Streetwise for Sunday March 8, 2009

 

 

Streetwise

 

Lauren Rudd

 

Sunday, March 8, 2009

 

 

Benefit from the Mayhem on Wall Street

 

 

President Obama said recently, "Profit-and-earning ratios are starting to get to the point where buying stocks is a potentially good deal."

 

I could not agree more. As a result of the recent economic turmoil, Wall Street is offering up share prices at levels we have not seen for many years. And I totally disagree with the gist of a recent interview given by Bill Gross, the head of PIMCO Total Return, one of the country’s largest bond funds.

 

Gross basically said that stocks are dead for the rest of your life. What utter nonsense, not to mention self-serving. For the record, Gross's PIMCO advises the government on its $500 billion fund to buy mortgage-backed securities. And let’s not forget that Gross's Fannie and Freddie bonds were enhanced in value by the government's decision to put Fannie Mae and Freddie Mac into conservatorship, in part because of his advice.

 

However, Gross is not the only one benefiting from the crisis on Wall Street. A recent article in the New York Times detailed how a dozen former Countrywide Financial executives stand to be richly rewarded as a result of the home mortgage chaos that was partially orchestrated by them.

 

Former Countrywide president Stanford L. Kurland and his team have been buying up delinquent mortgages from the government for prices as low as pennies on the dollar. One attorney said it reminded him of an arsonist who burns down a home and then sells the charred remains. Although such actions may strike you as being unfair, we had basically the same situation in aftermath of the savings and loan crisis of the 1980s. Vultures are always drawn to carrion.

 

Nonetheless, the mayhem on Wall Street has resulted in numerous investment bargains in the form of absurdly low share prices. Unfortunately, for many investors the concerns resulting from a major market decline readily foment paranoia and a subsequent investment paralysis. Get over it. Investing is about under priced fundamental value. Emotion should not play a role.

 

Consider, for example, CenturyTel (CTL). The company operates as an integrated communications company providing a range of services, including local and long distance voice, Internet access, and broadband services in the continental United States. Its services include local exchange and long distance voice telephone services, as well as enhanced voice services.

 

Free cash flow, excluding nonrecurring items, was $114.0 million in fourth quarter 2008 and a record $584.1 million for all of 2008. For its fiscal year ended Dec. 31, CenturyTel reported net income of $365.7 million, or $3.56 per share, as compared to $418.4 million, or $3.72 per share in 2007. In it 2009 guidance, the company indicated that it expects earnings to be in the range of $3.20 to $3.30 per share.

 

What is interesting is that Monroe, La.-based CenturyTel serves much of southern Missouri, and that federal stimulus funding could help the company push its network into more thinly populated areas.

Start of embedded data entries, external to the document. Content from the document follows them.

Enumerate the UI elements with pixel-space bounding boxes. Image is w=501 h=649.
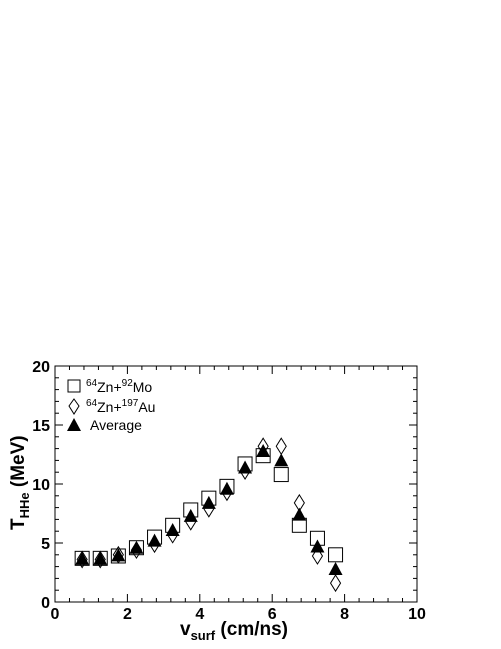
legend-marker-open-diamond <box>68 398 80 415</box>
x-axis-tick-labels: 0 2 4 6 8 10 <box>51 606 426 623</box>
data-markers <box>74 437 344 593</box>
square-marker <box>328 547 344 563</box>
triangle-marker <box>292 507 307 521</box>
triangle-marker <box>183 508 198 522</box>
x-tick-label: 4 <box>195 606 204 623</box>
square-marker <box>273 467 289 483</box>
triangle-marker <box>111 548 126 562</box>
y-axis-ticks <box>55 365 417 603</box>
x-tick-label: 6 <box>268 606 277 623</box>
diamond-marker <box>112 545 124 564</box>
x-tick-label: 0 <box>51 606 60 623</box>
y-axis-tick-labels: 0 5 10 15 20 <box>32 359 50 612</box>
x-tick-label: 10 <box>408 606 426 623</box>
triangle-marker <box>75 551 90 565</box>
triangle-marker <box>201 495 216 509</box>
triangle-marker <box>328 561 343 575</box>
y-tick-label: 15 <box>32 418 50 435</box>
triangle-marker <box>310 539 325 553</box>
legend: 64Zn+92Mo 64Zn+197Au Average <box>67 378 155 433</box>
x-tick-label: 2 <box>123 606 132 623</box>
legend-label-average: Average <box>90 417 142 433</box>
y-tick-label: 20 <box>32 359 50 376</box>
diamond-marker <box>311 547 324 565</box>
diamond-marker <box>275 437 287 456</box>
legend-marker-filled-triangle <box>67 418 81 431</box>
x-axis-title: vsurf (cm/ns) <box>180 619 288 643</box>
legend-entry-average: Average <box>67 417 142 433</box>
triangle-marker <box>256 443 271 457</box>
diamond-marker <box>76 550 88 569</box>
x-tick-label: 8 <box>340 606 349 623</box>
y-tick-label: 5 <box>41 536 50 553</box>
triangle-marker <box>147 533 162 547</box>
y-tick-label: 10 <box>32 477 50 494</box>
legend-entry-zn-mo: 64Zn+92Mo <box>67 378 152 395</box>
legend-marker-open-square <box>67 379 81 393</box>
triangle-marker <box>219 481 234 495</box>
legend-entry-zn-au: 64Zn+197Au <box>68 398 155 415</box>
triangle-marker <box>93 551 108 565</box>
x-axis-ticks <box>54 366 418 602</box>
triangle-marker <box>274 453 289 467</box>
diamond-marker <box>329 574 342 593</box>
legend-label-zn-mo: 64Zn+92Mo <box>86 378 152 395</box>
y-axis-title: THHe (MeV) <box>8 435 32 530</box>
legend-label-zn-au: 64Zn+197Au <box>86 398 155 415</box>
triangle-marker <box>238 460 253 474</box>
diamond-marker <box>94 550 106 569</box>
triangle-marker <box>129 540 144 554</box>
y-tick-label: 0 <box>41 595 50 612</box>
triangle-marker <box>165 523 180 537</box>
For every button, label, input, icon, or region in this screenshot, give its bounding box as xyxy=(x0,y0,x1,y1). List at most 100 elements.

For example, approximately one-fifth of the Louisiana's residents live in areas without access to high-speed Internet, according to a 2007 study from the Missouri Public Service Commission, and $7.2 billion of the federal economic stimulus package is aimed at rural areas without Internet service. The broadband funding would come in the form of competitive grants and loans.

 

CenturyTel’s intrinsic value, using a discounted earnings model with an earnings growth rate of 4.50 percent and a discount rate of 10.00 percent, is $46. The more conservative free cash flow to the firm model yields an intrinsic value of $47 per share. The shares recently closed $25.45. My earnings estimate for this fiscal year is $3.40 per share with a 12-month target price on the shares of $28 for a capital gain of 10 percent. In addition, there is a 10.6 percent dividend yield.